Convergence of a series and its derivative I have to study punctual, uniform and total  convergence of the following sums
$$u(x)=\sum_{n=1}^{+\infty}u_n(x)=\sum_{n=1}^{+\infty}\dfrac{1}{n^2}\int_0^1\exp(-nxt^4)dt$$
$$v(x)=\sum_{n=1}^{+\infty}u_n'(x)$$
I'm looking for exercises of sequences of functions which involve the study of sequences of functions in integral form but I haven't study Lebesgue integrability yet. I'm trying to solve the exercises with a quite standard theory about convergence of function sequences and function series.

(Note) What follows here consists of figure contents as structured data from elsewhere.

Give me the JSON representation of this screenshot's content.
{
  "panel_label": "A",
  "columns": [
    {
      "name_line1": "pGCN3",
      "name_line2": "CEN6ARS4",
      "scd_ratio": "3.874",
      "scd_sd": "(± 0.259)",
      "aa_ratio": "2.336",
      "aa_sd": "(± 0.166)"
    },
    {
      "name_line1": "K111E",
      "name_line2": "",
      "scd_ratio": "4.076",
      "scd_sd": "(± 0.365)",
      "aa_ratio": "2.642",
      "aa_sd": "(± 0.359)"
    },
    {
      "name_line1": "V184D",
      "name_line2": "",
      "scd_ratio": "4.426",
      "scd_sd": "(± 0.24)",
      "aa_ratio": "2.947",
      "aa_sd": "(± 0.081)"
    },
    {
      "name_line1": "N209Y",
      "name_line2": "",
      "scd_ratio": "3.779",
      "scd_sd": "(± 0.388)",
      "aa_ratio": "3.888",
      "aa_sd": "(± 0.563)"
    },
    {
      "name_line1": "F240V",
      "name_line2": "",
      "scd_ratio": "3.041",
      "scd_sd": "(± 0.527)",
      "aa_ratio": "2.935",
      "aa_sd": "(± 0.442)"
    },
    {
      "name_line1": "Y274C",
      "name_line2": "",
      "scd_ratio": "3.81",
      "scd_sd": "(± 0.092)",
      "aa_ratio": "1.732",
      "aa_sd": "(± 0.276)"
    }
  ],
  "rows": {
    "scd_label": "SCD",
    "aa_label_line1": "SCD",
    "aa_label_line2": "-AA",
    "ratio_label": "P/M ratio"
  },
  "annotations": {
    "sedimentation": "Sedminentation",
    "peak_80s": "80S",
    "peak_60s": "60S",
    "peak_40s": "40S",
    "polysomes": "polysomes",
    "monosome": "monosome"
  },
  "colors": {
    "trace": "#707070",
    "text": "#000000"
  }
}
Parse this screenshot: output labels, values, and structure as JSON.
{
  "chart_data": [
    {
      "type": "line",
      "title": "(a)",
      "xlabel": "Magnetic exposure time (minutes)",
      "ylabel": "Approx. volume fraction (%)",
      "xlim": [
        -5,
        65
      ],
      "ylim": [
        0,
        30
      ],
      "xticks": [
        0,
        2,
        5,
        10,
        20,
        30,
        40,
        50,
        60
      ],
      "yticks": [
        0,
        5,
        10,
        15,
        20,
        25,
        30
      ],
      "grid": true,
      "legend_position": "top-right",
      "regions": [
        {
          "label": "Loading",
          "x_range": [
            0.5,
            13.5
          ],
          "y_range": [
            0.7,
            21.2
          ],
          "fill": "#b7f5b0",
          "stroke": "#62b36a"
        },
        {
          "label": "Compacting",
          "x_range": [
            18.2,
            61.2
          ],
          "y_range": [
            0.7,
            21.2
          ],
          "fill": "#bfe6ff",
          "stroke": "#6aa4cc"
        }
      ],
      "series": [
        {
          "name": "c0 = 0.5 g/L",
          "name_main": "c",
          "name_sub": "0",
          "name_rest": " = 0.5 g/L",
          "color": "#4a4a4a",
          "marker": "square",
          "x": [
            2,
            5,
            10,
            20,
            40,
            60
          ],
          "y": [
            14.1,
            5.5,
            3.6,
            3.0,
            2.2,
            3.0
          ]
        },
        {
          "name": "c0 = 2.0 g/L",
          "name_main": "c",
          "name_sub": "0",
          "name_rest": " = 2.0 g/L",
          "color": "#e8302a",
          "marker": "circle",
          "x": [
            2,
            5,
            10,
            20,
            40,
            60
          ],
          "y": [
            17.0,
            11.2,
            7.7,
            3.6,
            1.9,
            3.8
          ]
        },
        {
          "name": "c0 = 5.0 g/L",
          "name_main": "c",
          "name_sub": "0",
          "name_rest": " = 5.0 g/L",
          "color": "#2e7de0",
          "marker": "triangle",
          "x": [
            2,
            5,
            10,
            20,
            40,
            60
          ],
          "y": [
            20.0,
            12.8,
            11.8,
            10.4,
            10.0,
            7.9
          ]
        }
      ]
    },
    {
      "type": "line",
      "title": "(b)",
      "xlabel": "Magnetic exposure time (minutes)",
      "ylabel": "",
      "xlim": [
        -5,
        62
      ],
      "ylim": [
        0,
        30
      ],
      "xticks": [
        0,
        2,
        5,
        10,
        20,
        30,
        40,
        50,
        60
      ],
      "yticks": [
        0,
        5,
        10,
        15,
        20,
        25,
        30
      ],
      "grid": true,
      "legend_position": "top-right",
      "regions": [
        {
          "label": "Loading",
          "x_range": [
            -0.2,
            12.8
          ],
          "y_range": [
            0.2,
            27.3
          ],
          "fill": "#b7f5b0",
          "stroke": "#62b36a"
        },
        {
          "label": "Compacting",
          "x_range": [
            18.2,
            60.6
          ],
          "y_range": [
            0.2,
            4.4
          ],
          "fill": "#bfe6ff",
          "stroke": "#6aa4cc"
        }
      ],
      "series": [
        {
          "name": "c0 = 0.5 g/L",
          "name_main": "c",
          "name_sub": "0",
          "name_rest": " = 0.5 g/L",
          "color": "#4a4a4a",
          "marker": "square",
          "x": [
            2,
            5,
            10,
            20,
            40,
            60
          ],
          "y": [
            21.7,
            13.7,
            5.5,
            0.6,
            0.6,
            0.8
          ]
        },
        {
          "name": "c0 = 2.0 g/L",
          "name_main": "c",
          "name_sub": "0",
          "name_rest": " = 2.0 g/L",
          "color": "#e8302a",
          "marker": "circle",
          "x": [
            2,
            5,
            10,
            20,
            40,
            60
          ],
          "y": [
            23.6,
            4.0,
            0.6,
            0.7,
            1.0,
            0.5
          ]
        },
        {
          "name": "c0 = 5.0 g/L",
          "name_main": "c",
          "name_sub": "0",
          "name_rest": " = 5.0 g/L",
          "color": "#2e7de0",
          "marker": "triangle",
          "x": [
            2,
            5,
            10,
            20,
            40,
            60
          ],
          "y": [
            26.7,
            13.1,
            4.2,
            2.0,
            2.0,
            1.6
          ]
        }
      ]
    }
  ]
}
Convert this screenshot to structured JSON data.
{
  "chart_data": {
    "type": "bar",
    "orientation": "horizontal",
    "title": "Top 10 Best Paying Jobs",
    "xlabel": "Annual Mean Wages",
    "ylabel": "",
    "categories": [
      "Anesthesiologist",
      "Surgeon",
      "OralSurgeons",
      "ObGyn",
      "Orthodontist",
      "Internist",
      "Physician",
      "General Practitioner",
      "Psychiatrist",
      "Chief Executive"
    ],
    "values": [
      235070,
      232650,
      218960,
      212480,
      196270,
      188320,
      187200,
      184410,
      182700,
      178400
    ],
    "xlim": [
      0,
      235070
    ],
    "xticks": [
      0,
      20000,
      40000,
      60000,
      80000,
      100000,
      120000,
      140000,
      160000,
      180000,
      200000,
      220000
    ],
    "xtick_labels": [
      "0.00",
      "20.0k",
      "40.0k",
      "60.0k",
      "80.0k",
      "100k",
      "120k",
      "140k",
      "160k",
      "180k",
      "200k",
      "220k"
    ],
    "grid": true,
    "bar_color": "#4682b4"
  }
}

I initially found a little bit confusing the fact that the integrand has both the variables $x$ and $t$.
What I've done is considering $t\in[0,1]$ and $x\in \mathbb R$. For the punctual convergence I discarded the case $x<0$ because in this case the integrand would be, for $n\to \infty$, $\dfrac{\exp(-nxt^4)}{n^2}=\dfrac{1}{e^{nxt^4}n^2}\sim\dfrac{1}{e^{nxt^4}}\to\infty,\forall x\in\mathbb R^-$. At this point I think I can say that since the integral from zero to one can be divergent or can assume a real value, the sum would have a non zero general term so it can't be punctual convergent in $\mathbb R^-$.
For $x\ge 0$ I have $u_n(0)=\dfrac{1}{n^2}\forall n\in\mathbb N$ and I can apply
$$\dfrac{1}{e^{nxt^4}}\le \dfrac{1}{n}\implies u_n\le\dfrac{1}{n^3}\implies \sum u_n\le\sum\dfrac{1}{n^3}$$
so we have punctual, uniform and total convergence in $[0,+\infty)$.
I really have problems with $u'_n(x)$... Shouldn't it be zero?
 A: Your conclusions and general approach for $\sum u_n(x)$ are correct but the arguments have a few errors.
For $x < 0$:
You claim that
$$\displaystyle \frac{\exp(-nxt^4)}{n^2}=\frac{1}{e^{nxt^4}n^2}\sim_{n \to \infty}\frac{1}{e^{nxt^4}},$$
but the symbolism $f(n)\sim g(n)$ means $\lim_{n \to \infty}f(n)/g(n) = 1$, which is not true in this case.
The correct argument for $x < 0$ is
$$\frac{\exp(-nxt^4)}{n^2}=\frac{\exp(n|x|t^4)}{n^2} > \frac{1}{n^2}\frac{(n|x|t^4)^3}{3!} = \frac{n|x|^3t^{12}}{6},$$
and the series diverges, since,
$$u_n(x) = \frac{1}{n^2} \int_0^1\exp(-nxt^4)\, dt > \frac{n |x|^3}{6}\int_0^1 t^{12} \, dt \underset{n \to \infty} \longrightarrow +\infty $$
For $x \geqslant 0$:
The inequality $\frac{1}{e^{nxt^4}}\le \frac{1}{n}$ holds eventually for fixed $x$ and $t$, but this can't be used for uniform convergence.
Uniform convergence holds by the Weierstrass M-test simply because $\exp(-nxt^4) \leqslant 1$ and
$$u_n(x) = \frac{1}{n^2} \int_0^1\exp(-nxt^4)\, dt \leqslant  \frac{1}{n^2}$$

Regarding $v(x)$:
We can switch the order of the derivative and integral  to obtain
$$\frac{d}{dx}\int_0^1\exp(-nxt^4) \, dt = \int_0^1(-nt^4)\exp(-nxt^4) \, dt,$$
and, thus,
$$v(x) = \sum_{n=1}^\infty u'_n(x) = -\sum_{n=1}^\infty \frac{1}{n}\int_0^1t^4\exp(-nxt^4) \, dt $$
Using a similar argument as before, the series diverges for $x < 0$. We also have divergence for $x = 0$, since
$$u'_n(0) = - \frac{1}{n} \int_0^1 t^4 \, dt = - \frac{1}{5n}$$
For $x > 0$, we have
$$u'_n(x) = \frac{1}{n}\int_0^1t^4\exp(-nxt^4) \, dt < \frac{1}{n}\int_0^1 \frac{t^4}{nxt^4} \, dt = \frac{1}{n^2x},$$
and it follows that the series converges pointwise and absolutely, as well as uniformly for $x \in [a,\infty)$ for any $a > 0$.
There is one  remaining question that I will leave to you. Does   $\sum u'_n(x)$ converge uniformly on $(0,\infty)$?